The retrospective review of nearly 105,000 procedures shows doctors found polyps larger than 9mm or suspected colorectal tumors at a 25% higher rate in patients under deep sedation. This research further bolsters the near identical findings of two studies completed by the University of Pennsylvania and State University of New York. Those studies tracked facilities that switched from having the GI doctor perform the colonoscopy and also deliver the sedatives, to having an Anesthesiologist administer Propofol. The findings revealed the number and percentage of patients who had a polyp detected improved up to 43%.

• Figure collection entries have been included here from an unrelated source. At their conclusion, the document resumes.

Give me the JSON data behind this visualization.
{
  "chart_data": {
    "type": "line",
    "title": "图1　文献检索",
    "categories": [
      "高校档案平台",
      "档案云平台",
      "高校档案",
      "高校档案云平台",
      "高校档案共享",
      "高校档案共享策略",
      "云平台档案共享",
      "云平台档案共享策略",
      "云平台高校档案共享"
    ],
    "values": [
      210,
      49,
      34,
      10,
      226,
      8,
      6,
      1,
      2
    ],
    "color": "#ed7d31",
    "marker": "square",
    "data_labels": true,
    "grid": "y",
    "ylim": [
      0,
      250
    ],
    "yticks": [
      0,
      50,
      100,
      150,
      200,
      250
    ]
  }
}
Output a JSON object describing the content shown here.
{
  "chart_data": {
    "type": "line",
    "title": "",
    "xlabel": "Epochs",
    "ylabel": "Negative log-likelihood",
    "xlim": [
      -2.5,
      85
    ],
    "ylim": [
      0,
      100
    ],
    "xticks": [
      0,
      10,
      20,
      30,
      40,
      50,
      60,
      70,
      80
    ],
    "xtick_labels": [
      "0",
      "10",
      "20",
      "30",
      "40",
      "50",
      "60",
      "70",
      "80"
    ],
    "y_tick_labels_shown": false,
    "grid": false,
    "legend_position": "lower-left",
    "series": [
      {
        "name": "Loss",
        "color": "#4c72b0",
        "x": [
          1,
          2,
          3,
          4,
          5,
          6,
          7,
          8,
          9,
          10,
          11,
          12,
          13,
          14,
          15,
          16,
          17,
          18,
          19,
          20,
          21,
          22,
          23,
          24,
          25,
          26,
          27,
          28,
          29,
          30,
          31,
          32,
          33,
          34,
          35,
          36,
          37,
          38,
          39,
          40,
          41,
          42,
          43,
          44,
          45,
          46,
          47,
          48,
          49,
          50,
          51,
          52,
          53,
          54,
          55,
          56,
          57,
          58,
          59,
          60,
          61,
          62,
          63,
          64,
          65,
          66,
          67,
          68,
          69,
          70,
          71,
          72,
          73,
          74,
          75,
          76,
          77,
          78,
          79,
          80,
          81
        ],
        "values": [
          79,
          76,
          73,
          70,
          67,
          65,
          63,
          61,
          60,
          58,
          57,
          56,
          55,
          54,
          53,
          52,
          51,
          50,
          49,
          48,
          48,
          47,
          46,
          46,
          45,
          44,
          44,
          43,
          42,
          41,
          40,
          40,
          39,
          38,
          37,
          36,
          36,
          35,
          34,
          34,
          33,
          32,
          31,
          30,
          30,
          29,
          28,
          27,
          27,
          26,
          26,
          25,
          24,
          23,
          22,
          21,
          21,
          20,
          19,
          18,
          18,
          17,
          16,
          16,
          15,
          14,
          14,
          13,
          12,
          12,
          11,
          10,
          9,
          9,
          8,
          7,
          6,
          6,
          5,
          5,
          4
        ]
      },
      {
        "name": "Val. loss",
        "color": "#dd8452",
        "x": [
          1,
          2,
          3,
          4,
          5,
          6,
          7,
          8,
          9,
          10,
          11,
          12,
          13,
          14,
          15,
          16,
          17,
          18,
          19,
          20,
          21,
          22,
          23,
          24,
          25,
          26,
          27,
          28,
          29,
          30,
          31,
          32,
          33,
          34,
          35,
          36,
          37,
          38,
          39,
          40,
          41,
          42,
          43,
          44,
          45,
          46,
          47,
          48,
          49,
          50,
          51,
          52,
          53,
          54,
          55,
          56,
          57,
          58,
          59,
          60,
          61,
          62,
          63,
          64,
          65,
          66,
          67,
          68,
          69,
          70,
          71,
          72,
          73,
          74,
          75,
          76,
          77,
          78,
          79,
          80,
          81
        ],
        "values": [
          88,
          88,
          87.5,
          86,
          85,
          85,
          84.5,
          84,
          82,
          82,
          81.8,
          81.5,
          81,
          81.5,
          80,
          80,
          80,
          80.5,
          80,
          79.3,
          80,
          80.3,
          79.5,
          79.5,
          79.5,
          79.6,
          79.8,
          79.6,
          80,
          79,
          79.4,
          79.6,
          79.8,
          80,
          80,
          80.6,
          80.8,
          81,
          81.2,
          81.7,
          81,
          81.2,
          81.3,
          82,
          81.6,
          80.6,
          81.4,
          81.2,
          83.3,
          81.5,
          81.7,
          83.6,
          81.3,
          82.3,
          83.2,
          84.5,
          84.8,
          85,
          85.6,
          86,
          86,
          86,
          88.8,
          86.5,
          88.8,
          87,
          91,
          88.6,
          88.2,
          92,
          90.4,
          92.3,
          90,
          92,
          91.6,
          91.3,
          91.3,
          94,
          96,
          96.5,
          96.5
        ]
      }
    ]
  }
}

“25% and 43% improvements in cancer detection can't be ignored. Finding cancer in its early stages saves lives and saves considerable medical costs,” says Dr. Marc E. Koch, founder and CEO of Somnia Anesthesia. “What we are seeing here is the validation of two obvious points. First, that use of a potent anesthesia induction agent, which rapidly causes unconsciousness and immobility, should permit the colonoscopist to perform the procedure with greater efficacy since they are not trying to hit a moving target.”
“Second,” adds Koch, “is that Colonoscopy patients receiving Propofol are deep asleep—probably just as asleep as a patient undergoing major or complex surgery. This is the very state that permits better viewing conditions for the endoscopist, and this is the very reason why an anesthesiologist or CRNA should be the professional administering it.”
Propofol is used for procedures including planned heart defibrillation, cardiac by-pass surgery and brain surgery; as well as for minor surgery where in smaller doses it causes light sedation. Its warning label clearly categorizes it as a powerful anesthetic and that those who administer it should 1) be trained in general anesthesia and 2) not performing the actual surgical procedure.
Despite the improved results evident from these studies, occasional insurance companies have resisted payment for anesthesia and anesthesiologists for colonoscopies. “Catching cancer sooner clearly saves lives which is our primary goal,” says Dr. Stanford Plavin, Vice Chairman of PreventingColorectalCancer.org, “but what is often overlooked is the benefit to the healthcare system. The cost of having an Anesthesiologist or CRNA administer Propofol is dwarfed by what patients and the healthcare system save when cancer is averted or detected so early.”